Je cite le premier paragraphe de l’essai que je lui ai consacré dans mon ouvrage, Ecrivains des Amériques : l’Amérique latine : Quand j’ai visité Lima, j’avais l’impression d’en connaître déjà, non seulement les quartiers, les rues, mais aussi les mystères des hiérarchies sociales complexes, les affrontements des civilisations, les rapports subtils des cultures. Les romans de Vargas Llosa m’avaient révélé la ville avant que j’y mette les pieds. Rares sont les romanciers qui s’identifient autant à leur pays, leur ville, leur quartier et qui en les décrivant leur donnent la dimension du monde. Cela leur donne toute la liberté d’en critiquer les injustices.
Dans son premier roman, La Ville et les chiens, il évoque la vie de jeunes cadets, dans une institution militaire. Nous assistons à l’éclosion d’une humanité humiliée qui subit et fait subir la dégradation. Dans son deuxième roman La Maison verte, c’est une autre facette de la société qu’il présente : la rencontre du plaisir et de la corruption. Une maison de prostitution symbolise un monde où la recherche du bonheur est frustrée par la cupidité, l’ambition, et qui frappe finalement le mur de la décadence. Dans Conversation de la cathédrale, c’est la société dans ses multiples facettes qu’il tente de saisir.
Grand romancier, Vargas Llosa s’est engagé dans l’action politique.
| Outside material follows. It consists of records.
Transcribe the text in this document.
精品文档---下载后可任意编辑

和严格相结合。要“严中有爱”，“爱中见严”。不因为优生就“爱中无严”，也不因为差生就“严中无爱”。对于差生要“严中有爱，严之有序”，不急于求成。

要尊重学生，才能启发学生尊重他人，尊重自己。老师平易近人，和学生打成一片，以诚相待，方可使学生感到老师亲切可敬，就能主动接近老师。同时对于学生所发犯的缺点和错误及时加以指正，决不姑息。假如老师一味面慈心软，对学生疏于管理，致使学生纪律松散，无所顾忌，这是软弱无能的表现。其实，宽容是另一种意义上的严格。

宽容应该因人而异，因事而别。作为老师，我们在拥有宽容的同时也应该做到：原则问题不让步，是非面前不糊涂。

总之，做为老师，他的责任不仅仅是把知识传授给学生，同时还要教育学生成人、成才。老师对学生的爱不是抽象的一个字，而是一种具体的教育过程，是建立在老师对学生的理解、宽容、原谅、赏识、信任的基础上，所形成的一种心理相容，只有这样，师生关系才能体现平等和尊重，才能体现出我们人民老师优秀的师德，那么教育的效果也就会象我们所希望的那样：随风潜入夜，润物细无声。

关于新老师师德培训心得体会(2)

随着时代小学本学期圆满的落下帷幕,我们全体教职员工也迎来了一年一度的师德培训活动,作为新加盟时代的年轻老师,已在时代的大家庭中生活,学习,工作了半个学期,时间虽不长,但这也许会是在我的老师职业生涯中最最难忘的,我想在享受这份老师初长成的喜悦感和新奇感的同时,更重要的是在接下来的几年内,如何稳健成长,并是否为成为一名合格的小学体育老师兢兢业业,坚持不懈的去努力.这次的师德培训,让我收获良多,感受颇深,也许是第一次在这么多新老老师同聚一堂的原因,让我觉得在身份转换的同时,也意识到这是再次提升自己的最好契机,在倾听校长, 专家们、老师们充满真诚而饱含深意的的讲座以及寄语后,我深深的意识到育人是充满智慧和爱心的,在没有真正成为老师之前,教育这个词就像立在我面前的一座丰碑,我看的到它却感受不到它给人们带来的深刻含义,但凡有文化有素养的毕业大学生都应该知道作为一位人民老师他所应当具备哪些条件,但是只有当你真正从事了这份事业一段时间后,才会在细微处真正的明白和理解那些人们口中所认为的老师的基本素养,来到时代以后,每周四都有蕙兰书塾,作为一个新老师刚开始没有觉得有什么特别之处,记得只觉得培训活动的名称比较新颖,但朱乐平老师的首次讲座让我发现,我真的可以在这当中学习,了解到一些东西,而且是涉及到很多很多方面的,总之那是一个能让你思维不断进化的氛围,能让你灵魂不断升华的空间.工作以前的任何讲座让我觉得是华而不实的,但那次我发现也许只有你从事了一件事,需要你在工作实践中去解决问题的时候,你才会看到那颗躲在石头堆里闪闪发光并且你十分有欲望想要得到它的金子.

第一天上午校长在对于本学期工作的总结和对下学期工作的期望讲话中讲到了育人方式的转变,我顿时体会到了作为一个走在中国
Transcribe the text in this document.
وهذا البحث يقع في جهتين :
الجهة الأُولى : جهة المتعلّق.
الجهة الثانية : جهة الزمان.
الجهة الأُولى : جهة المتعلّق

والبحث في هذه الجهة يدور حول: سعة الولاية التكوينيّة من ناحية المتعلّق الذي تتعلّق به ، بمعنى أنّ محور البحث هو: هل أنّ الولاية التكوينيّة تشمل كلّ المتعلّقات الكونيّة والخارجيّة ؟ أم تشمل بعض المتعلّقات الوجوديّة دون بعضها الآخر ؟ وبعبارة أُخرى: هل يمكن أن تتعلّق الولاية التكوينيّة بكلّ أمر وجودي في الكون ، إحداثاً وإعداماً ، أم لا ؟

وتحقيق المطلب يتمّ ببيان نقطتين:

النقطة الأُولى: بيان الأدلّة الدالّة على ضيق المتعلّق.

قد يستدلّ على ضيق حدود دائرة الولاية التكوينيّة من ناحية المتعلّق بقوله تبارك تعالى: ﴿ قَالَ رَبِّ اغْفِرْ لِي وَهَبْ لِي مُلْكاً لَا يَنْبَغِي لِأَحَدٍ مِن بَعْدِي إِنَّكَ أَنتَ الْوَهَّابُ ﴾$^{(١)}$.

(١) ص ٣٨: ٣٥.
Il a soutenu Fidel Castro au début puis s’est désolidarisé de la « révolution » cubaine. En 1990, il s’est présenté comme candidat à la présidence du Pérou en tant que libéral de droite. Il fut défait par Fujimori qui, quelques années plus tard, fut condamné pour corruption. Vargas Llosa s’était retiré ensuite en Espagne et a obtenu la citoyenneté espagnole.
Jeune, il eut une bourse pour faire des études à Paris. Grand admirateur de la littérature française, il a écrit un livre sur sa lecture de Madame Bovary. Pour lui, Malraux demeure un grand modèle.
Le jury du prix Nobel l’a choisi en raison et en dépit de ses engagements politiques qui n’ont pas entamé la force de sa voix d’homme libre et surtout sa puissance d’écrivain. On ne peut que saluer ce choix et rendre hommage à cet admirable romancier.